Последнюю неделю он почти жил в оранжерее, которая с ее равномерно регулируемой атмосферой, сладкими цветочными ароматами и ощущением воздушности и свежести была для больного почти новым миром. Он чувствовал себя так, словно жил на открытом воздухе, «на Мадейре», как он улыбаясь говорил; и тогда он и Мэй просили Шейлу рассказать о прекрасной Мадейре, ее радугах, цветах, солнечном свете и длинных безоблачных днях; и Оскар лежал, слушая и мечтая, пока не чувствовал, будто сам живет там.
И Шейла, разговаривая с абсолютной свободой с братом, с которым всегда делилась своими мыслями и от которого никогда не хранила секретов, и с подругой, которую теперь чувствовала так, словно знала всегда, вскоре выговорила всю горечь и досаду, и могла от души посмеяться вместе с друзьями над маленькими слабостями своей тети, думая вместо этого о ее преданности дочери, которая привела ее к некоторым комичным ошибкам.

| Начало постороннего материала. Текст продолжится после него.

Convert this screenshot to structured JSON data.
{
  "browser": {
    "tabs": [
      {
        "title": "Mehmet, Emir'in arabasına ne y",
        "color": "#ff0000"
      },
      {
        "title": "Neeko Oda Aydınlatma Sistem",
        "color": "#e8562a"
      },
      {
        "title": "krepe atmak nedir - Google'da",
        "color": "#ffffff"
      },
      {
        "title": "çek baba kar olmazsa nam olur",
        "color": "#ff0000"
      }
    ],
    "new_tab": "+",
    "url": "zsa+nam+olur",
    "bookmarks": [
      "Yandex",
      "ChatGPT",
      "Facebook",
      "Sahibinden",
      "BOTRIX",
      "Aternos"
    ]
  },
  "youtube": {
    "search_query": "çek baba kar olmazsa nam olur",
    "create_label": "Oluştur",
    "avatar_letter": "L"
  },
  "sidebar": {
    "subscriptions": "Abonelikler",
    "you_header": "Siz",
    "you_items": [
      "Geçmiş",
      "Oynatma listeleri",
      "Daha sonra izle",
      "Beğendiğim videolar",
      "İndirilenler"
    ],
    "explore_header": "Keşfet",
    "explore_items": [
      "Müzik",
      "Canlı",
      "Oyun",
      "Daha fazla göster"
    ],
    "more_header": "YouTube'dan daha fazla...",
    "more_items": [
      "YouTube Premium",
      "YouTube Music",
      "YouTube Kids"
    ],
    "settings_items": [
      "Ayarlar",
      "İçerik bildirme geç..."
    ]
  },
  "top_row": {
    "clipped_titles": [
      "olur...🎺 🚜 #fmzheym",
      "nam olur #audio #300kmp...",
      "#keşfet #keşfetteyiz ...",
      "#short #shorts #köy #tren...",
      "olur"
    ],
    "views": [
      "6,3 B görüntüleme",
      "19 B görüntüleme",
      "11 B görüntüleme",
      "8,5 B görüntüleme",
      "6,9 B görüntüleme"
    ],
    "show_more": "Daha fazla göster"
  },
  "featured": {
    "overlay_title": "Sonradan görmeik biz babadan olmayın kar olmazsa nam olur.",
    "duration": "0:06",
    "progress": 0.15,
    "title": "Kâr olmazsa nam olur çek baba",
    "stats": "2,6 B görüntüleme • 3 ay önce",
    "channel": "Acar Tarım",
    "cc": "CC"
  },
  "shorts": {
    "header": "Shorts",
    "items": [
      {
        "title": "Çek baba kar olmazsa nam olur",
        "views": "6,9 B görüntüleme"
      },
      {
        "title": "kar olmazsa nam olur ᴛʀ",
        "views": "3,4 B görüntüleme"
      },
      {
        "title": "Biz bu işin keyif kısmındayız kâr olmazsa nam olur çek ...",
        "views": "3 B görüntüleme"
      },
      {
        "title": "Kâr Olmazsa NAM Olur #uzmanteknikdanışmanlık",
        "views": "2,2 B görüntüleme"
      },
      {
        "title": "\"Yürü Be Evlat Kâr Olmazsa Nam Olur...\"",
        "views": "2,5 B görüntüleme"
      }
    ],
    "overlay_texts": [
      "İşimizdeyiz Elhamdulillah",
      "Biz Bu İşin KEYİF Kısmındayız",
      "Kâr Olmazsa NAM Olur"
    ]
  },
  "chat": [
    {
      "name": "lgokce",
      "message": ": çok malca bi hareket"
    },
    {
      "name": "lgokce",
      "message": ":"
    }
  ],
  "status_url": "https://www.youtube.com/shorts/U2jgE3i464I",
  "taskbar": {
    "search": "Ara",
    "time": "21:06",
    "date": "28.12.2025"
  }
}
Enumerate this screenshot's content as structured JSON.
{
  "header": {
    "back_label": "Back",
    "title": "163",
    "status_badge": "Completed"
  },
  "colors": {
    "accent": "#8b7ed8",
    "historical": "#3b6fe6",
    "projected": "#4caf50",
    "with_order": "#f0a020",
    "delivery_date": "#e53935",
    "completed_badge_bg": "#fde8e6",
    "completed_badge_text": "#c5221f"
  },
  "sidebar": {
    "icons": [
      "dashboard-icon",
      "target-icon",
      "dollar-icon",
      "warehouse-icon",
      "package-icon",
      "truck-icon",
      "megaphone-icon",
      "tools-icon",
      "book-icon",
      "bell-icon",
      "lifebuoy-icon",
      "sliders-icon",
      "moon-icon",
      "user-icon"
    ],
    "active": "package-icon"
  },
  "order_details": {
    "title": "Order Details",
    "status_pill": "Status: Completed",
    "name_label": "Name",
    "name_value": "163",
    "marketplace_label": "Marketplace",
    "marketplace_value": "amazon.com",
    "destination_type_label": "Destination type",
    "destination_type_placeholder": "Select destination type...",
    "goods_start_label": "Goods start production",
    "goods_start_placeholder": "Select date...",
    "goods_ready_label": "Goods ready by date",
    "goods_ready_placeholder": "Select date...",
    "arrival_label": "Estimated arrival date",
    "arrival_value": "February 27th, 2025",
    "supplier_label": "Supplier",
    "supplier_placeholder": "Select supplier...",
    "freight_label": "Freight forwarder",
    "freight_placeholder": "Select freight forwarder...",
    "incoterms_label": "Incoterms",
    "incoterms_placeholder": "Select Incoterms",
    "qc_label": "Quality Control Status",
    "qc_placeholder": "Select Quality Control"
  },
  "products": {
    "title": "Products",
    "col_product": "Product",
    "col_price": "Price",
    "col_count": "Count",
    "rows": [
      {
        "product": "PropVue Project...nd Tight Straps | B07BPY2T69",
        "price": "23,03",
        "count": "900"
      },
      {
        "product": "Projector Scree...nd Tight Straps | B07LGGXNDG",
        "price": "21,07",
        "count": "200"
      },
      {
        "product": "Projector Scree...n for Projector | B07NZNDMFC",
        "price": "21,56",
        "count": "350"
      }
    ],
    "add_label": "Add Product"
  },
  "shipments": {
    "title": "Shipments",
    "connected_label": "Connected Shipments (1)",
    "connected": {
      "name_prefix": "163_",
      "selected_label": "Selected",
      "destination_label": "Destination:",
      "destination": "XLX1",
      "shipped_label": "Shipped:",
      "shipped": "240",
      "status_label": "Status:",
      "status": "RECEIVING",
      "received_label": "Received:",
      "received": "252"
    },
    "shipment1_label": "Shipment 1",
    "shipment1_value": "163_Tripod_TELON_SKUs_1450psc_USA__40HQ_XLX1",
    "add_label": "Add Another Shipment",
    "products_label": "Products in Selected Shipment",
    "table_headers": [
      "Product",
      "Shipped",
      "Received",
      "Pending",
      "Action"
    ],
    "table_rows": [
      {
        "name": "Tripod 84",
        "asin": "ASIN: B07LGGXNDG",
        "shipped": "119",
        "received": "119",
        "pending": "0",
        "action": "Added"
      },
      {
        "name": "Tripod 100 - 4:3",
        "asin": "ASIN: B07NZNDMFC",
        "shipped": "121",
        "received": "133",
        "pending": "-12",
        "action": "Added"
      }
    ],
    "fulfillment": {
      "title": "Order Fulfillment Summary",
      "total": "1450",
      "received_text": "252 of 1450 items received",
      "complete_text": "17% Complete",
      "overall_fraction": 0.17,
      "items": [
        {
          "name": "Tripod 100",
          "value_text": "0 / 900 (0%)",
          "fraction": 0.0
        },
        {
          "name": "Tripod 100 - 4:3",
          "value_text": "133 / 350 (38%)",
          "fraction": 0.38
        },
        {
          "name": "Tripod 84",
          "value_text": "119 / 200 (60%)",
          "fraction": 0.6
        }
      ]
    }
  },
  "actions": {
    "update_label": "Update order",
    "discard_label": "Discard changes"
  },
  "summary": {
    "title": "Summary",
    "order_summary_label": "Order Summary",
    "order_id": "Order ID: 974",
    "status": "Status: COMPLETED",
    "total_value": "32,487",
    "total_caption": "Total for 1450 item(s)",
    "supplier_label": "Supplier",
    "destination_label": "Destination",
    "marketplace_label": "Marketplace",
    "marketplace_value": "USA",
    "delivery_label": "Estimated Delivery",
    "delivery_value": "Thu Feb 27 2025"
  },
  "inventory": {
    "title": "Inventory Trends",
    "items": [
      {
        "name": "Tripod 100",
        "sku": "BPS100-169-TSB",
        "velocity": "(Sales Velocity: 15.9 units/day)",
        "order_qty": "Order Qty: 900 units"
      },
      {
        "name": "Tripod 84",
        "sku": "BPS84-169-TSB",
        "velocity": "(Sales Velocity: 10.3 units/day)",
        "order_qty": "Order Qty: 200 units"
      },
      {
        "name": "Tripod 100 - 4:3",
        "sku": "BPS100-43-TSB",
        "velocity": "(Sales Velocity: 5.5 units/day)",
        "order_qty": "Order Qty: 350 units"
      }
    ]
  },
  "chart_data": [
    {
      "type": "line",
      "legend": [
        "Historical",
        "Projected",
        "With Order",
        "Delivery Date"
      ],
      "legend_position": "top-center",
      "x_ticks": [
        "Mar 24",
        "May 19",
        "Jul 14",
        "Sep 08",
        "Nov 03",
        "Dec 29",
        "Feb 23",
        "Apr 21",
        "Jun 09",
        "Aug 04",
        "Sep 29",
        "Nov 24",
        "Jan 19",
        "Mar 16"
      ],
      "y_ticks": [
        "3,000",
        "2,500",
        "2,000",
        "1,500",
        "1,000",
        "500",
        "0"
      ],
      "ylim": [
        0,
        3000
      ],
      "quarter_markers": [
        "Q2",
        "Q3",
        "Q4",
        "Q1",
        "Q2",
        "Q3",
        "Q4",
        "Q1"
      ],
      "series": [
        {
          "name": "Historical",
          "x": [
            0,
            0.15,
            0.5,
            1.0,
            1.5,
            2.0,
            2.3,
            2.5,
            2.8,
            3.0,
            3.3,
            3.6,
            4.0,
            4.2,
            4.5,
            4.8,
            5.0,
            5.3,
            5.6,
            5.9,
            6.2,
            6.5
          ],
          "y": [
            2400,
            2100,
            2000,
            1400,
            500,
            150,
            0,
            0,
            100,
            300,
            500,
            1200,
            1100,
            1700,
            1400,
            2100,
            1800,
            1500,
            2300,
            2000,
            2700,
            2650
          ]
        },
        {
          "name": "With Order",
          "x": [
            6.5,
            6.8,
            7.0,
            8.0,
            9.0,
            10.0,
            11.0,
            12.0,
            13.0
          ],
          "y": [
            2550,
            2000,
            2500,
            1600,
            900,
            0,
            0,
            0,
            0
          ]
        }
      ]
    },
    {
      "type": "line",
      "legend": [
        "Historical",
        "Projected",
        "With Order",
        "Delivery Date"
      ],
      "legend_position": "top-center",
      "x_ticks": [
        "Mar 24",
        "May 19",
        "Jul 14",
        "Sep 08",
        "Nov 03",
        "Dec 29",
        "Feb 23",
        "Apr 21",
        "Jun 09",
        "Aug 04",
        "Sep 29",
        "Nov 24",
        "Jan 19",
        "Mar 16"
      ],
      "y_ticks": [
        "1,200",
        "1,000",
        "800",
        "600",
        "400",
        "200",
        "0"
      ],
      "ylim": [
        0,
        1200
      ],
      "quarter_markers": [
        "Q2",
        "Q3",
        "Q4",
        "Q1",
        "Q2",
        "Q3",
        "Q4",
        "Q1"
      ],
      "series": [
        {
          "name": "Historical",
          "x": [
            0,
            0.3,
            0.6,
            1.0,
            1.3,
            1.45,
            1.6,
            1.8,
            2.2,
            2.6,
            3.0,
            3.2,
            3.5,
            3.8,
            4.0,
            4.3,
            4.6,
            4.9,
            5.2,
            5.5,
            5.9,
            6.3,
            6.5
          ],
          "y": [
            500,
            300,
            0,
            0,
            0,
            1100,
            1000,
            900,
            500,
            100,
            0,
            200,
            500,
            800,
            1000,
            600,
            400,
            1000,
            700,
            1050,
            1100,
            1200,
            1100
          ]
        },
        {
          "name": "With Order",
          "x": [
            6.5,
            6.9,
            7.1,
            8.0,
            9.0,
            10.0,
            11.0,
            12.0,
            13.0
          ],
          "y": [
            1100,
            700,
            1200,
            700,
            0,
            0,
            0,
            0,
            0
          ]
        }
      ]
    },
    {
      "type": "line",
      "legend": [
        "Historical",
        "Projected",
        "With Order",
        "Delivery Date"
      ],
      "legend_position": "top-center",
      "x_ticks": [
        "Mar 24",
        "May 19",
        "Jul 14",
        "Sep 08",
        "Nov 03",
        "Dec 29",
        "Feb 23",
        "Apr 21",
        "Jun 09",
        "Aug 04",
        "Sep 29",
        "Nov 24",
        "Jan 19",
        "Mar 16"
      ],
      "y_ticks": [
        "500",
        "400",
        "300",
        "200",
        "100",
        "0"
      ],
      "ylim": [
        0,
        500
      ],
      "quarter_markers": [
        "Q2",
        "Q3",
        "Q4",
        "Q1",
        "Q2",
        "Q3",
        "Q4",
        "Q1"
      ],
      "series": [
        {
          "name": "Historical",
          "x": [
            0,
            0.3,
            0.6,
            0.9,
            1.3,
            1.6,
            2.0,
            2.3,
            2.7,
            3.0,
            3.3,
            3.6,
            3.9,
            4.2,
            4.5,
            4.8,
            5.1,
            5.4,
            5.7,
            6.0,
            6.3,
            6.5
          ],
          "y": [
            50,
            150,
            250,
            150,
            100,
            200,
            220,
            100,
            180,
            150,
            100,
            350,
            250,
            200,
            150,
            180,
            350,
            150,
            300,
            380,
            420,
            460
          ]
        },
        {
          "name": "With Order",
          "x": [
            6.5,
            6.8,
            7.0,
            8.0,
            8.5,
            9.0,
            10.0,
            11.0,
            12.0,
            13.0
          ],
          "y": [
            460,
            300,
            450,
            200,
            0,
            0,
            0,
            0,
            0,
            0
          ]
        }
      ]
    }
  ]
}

С тех пор как Шейла научилась забывать о себе, терять чувство собственных маленьких обид, чувствовать, как все растворяется в великом океане неизменной любви, которая окутала ее в час самой острой нужды и вернула ей брата из самых врат могилы, стало так легко прощать и забывать. Вся горечь была смыта. Ей было стыдно думать, как сильно она когда-то злилась. Все остальное казалось таким маленьким, таким незначительным, когда смотрела на него в свете торжественных реалий жизни. И хотя теперь более серьезное настроение прошло, и с отскоком природы Шейла снова стала своей прежней яркой смеющейся собой, все же в ее улыбке появилась новая сладость, а в манерах — новая мягкость, и Оскар лежал и смотрел на нее с великим удовлетворением, гадая, что это за перемена и откуда она пришла.
«Вот и Норт!» — воскликнула Шейла, внезапно вскочив, чтобы лучше рассмотреть сквозь пальмовые листья, в то время как яркий румянец внезапно залил щеки Мэй, а свет вспыхнул в ее глазах. — «Полагаю, он пришел навестить Оскара; право, он сейчас удивительно внимателен. Он приходит очень часто».
Глаза Мэй сияли, когда она с нетерпением смотрела на приближающуюся фигуру; и хотя его поручение было якобы узнать о здоровье больного, именно на ее лицо в первую очередь падал его взгляд, когда он направлялся к ним.
Оскару не нужно было распространяться о своем прогрессе, его лицо говорило за него, и Норт выглядел удовлетворенным и довольным.
«Мой отец хочет видеть тебя, Оскар, когда ты немного окрепнешь. У него есть несколько вещей, которые он хочет сказать тебе. Тот кусочек тайны со счетом был полностью прояснен. Он хочет поговорить об этом с тобой один раз, а затем предать это жалкое дело забвению».
Цвет лица Оскара менялся. Шейла сжала руки от волнения, а румянец Мэй на щеках стал глубже, когда она тихо спросила —
«Мне уйти, пока вы будете это обсуждать?»
Но Норт покачал головой.
«Думаю, в этом нет необходимости. Ты подруга Шейлы, и я полагаю, ты уже некоторое время знаешь все, что мы сделали. Конечно, это очень болезненно для нас, но правду нельзя игнорировать. Подозрение не может быть возложено на Оскара. Даже если Сирил — сын моего отца, его нельзя выгораживать за счет другого».